Corporate Governance

An ESOP does not require a company to change the management of the operations of the business. The following summarizes the corporate governance in an ESOP company:


  • The Board of Directors will appoint the ESOP trustee.
  • The ESOP trust, not individual employee participants, owns the stock in the ESOP; the employees only have beneficial ownership through the ESOP trust.
  • The ESOP trustee votes the ESOP stock for all issues except for certain unique circumstances like merging, selling, or liquidating the company or most of its assets.
  • The ESOP trustee can be an individual inside or outside the company or it can be a financial institution.

Since the Board appoints the ESOP trustee, the Board can indirectly control the company even if the ESOP owns a majority of the outstanding shares. It’s important to note that the individuals who are responsible for the maintenance and control of the ESOP are fiduciaries under ERISA.
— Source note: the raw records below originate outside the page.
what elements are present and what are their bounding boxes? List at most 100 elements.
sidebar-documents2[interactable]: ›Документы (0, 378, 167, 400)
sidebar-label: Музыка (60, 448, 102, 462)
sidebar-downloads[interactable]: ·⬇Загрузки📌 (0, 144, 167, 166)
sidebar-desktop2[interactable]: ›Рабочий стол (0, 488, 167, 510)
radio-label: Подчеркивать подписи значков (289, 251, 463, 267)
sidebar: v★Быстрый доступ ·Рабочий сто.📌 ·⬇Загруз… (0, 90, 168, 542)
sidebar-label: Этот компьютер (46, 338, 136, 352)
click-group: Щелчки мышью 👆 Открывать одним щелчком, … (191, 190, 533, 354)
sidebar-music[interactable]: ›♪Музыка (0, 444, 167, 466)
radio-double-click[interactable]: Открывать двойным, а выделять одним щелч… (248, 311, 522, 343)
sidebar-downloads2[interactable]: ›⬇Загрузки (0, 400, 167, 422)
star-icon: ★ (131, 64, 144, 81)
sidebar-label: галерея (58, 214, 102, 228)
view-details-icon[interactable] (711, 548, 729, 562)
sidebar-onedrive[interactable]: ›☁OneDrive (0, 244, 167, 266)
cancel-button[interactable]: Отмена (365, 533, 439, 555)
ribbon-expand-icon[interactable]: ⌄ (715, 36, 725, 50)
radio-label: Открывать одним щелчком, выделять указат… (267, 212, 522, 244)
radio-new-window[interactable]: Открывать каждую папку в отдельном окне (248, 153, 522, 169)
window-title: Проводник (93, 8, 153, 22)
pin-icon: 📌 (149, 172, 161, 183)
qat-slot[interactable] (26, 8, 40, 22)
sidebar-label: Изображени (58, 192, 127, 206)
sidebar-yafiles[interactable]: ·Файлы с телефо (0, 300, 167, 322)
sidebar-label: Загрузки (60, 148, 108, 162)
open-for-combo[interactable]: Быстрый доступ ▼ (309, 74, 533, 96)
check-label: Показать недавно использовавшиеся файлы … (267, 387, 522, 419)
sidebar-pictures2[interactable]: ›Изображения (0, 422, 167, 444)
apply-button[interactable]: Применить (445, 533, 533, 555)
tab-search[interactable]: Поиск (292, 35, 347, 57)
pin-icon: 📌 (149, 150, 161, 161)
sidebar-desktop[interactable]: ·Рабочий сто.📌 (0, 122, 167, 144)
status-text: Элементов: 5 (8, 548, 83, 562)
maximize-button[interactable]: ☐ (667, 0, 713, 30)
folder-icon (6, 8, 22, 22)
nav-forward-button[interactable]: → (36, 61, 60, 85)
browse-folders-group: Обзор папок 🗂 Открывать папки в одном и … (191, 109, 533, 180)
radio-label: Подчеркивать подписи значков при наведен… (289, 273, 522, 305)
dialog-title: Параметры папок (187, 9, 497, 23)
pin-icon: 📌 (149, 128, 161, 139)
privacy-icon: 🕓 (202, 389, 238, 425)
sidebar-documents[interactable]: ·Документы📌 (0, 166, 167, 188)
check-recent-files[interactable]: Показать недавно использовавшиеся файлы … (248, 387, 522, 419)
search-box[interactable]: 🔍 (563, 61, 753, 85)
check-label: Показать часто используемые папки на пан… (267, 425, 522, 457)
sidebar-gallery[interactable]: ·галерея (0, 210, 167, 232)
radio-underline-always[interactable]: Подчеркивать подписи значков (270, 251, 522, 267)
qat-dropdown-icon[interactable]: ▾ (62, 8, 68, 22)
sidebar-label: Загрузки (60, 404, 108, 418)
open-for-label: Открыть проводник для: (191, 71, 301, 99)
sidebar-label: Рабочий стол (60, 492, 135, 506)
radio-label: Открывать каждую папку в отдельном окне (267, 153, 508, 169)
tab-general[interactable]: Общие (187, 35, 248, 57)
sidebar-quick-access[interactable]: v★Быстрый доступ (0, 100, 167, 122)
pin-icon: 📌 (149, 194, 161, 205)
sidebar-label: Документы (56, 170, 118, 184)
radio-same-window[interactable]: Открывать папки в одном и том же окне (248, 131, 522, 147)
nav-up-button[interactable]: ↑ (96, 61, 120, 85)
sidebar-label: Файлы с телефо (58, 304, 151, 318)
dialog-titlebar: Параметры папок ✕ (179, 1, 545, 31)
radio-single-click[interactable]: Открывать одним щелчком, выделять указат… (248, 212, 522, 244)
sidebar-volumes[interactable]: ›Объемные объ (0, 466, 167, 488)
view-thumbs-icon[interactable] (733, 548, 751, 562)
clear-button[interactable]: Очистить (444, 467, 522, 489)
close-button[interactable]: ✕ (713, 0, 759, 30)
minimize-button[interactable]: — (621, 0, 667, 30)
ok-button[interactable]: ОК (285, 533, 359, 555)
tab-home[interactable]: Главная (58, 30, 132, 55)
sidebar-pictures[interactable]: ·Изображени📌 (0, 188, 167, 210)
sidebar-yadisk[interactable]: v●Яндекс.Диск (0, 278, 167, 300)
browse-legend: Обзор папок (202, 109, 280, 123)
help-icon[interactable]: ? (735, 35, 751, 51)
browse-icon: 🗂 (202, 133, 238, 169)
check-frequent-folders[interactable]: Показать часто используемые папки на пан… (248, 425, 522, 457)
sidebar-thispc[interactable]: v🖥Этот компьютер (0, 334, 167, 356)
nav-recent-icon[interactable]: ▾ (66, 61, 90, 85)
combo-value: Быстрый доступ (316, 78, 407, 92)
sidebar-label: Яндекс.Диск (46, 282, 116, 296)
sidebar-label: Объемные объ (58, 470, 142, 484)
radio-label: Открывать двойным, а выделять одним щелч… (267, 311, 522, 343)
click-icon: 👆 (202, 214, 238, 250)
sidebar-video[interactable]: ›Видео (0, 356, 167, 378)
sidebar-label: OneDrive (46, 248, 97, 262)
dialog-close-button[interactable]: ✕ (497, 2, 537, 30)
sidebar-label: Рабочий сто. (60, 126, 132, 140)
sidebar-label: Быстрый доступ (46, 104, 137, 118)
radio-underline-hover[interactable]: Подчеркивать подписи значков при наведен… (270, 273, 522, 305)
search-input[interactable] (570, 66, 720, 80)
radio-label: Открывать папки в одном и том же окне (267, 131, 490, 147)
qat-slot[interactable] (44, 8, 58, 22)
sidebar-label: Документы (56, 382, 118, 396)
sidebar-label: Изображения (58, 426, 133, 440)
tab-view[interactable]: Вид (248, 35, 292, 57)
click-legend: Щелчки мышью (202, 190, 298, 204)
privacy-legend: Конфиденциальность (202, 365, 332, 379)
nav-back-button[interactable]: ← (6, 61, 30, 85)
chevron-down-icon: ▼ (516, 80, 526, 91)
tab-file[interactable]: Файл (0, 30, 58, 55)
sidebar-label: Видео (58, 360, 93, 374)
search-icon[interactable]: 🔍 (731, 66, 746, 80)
Other Planning Opportunities

Multiple planning opportunities are associated with ESOPs. For example, a privately owned company with an ESOP has a regulatory obligation to repurchase the stock of anyone in the ESOP who receives a distribution due to retirement death, disability or termination. This requirement to “make a market” in the stock in the ESOP is called the repurchase liability. Like other corporate benefit plan liabilities, the ESOP repurchase liability can be funded with life insurance. Nonqualified plans and buy-sell agreements are commonly combined with ESOPs. In addition, since an ESOP creates liquidity for a company’s owners, estate planning strategies are often implemented or modified after an ESOP transaction.

Who is a Typical ESOP Candidate?

Following are characteristics of typical ESOP candidates:

  • A closely-held C or S corporation generally worth $5M+
  • History of profitability ($500,000 of after-tax net income); the key is to have positive operating earnings to ensure a good enterprise valuation.
  • A stable base of employees over which to allocate the ESOP stock. A good guideline is 30 or more employees. S corporations generally need a larger base to avoid anti-abuse rules.
  • Since the annual ESOP contributions are limited to a percentage of payroll, good ESOP candidates have a total payroll of at least $500,000 to $1,000,000.
  • Owner comfort with the concept of employee ownership
  • Successor management in place or in the wings
  • Available corporate credit

Summary

ESOPs provide a tax-advantaged means for business owners to sell interests in their companies while still maintaining control. Business owners considering a sale of all or a portion of their businesses should at least consider an ESOP.